Standard errors in case–cohort studies with small sample sizes and adjustment for prognostic covariates

RSS International Conference 2024

1 References

Estimation and variance methods:

Prentice, R. L. A case-cohort design for epidemiologic cohort studies and disease prevention trials. Biometrika 73, 1–11 (1986).

Self, S. G. & Prentice, R. L. Asymptotic Distribution Theory and Efficiency Results for Case-Cohort Studies. The Annals of Statistics 16, 64–81 (1988).

Barlow, W. E. Robust Variance Estimation for the Case-Cohort Design. Biometrics 50, 1064–1072 (1994).

Barlow, W. E., Ichikawa, L., Rosner, D. & Izumi, S. Analysis of Case-Cohort Designs. Journal of Clinical Epidemiology 52, 1165–1172 (1999).

Lin, D. Y. & Ying, Z. Cox Regression with Incomplete Covariate Measurements. Journal of the American Statistical Association 88, 1341–1349 (1993).

Therneau, T. M. & Li, H. Computing the Cox Model for Case Cohort Designs. 14 (1999).

Review of case-cohort studies:

Sharp, S. J., Poulaliou, M., Thompson, S. G., White, I. R. & Wood, A. M. A Review of Published Analyses of Case-Cohort Studies and Recommendations for Future Reporting. PLoS One 9, e101176 (2014).

Multiple Imputation and Bootstrap:

Keogh, R. H. & White, I. R. Using full-cohort data in nested case–control and case–cohort studies by multiple imputation. Statistics in Medicine 32, 4021–4043 (2013).

Keogh, R. H., Seaman, S. R., Bartlett, J. W. & Wood, A. M. Multiple imputation of missing data in nested case-control and case-cohort studies. Biometrics 74, 1438–1449 (2018).

Huang, Y. Bootstrap for the case-cohort design. Biometrika 101, 465–476 (2014).

Other useful references:

Jiao, J. Q. Comparison of variance estimators in case -cohort studies. (University of Southern California, United States – California, 2002).

Kulathinal, S., Karvanen, J., Saarela, O. & Kuulasmaa, K. Case-cohort design in practice – experiences from the MORGAM Project. Epidemiol Perspect Innov 4, 15 (2007).
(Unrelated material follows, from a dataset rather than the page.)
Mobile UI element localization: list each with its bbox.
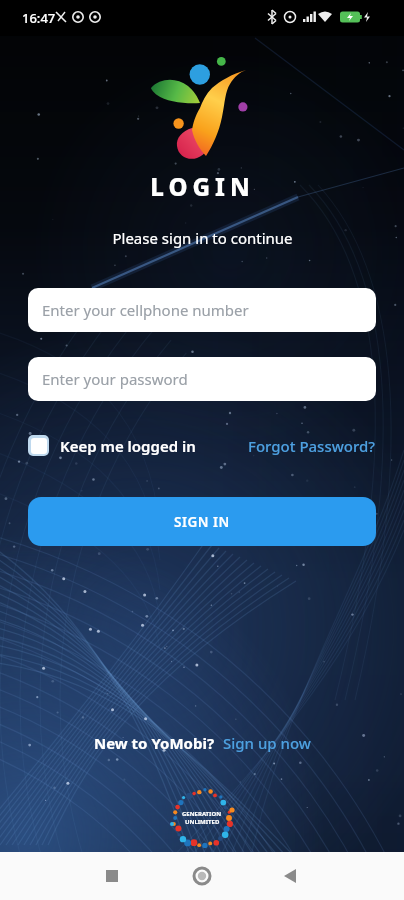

Onland-Moret, N. C. et al. Analysis of case-cohort data: A comparison of different methods. Journal of Clinical Epidemiology 60, 350–355 (2007).

2 Abstract

Measurement of covariates for all participants in a large cohort study can be too expensive or impractical. In a case–cohort design, covariates are measured in a subcohort (often a random sample of the larger cohort) and in some or all cases. This design can be more efficient and flexible than a nested case–control study. Such studies used to estimate exposure–disease associations will also likely include prognostic covariates and confounders.

Cox proportional hazards models can be used to estimate hazard ratios via one of several weighting methods. These methods produce a pseudo-partial likelihood used for estimation. Standard errors based on the naïve variance estimator (the inverse of the information matrix) overestimate the precision of these estimators. Several methods for variance estimation have been proposed including asymptotic and robust (approximate jackknife) estimators. These two methods use the dfbeta residuals which are calculated from the information and score matrices and approximate the influence of an observation on parameter estimates.

Using simulations, we investigate the performance of hazard ratio estimators and standard errors derived from the asymptotic and robust variance estimators for different sample sizes and covariate patterns. We consider a range of sample sizes for the subcohort and number of cases that emulate real study designs. Covariates that are independent of exposure and covariates that confound the exposure–disease association are examined. We demonstrate some substantial bias of the standard errors estimated by these methods when adjusting for highly prognostic covariates in scenarios with a small subcohort sample size. We explore alternative approaches to calculating standard errors in case–cohort studies and make recommendations for the planning and analysis of future studies.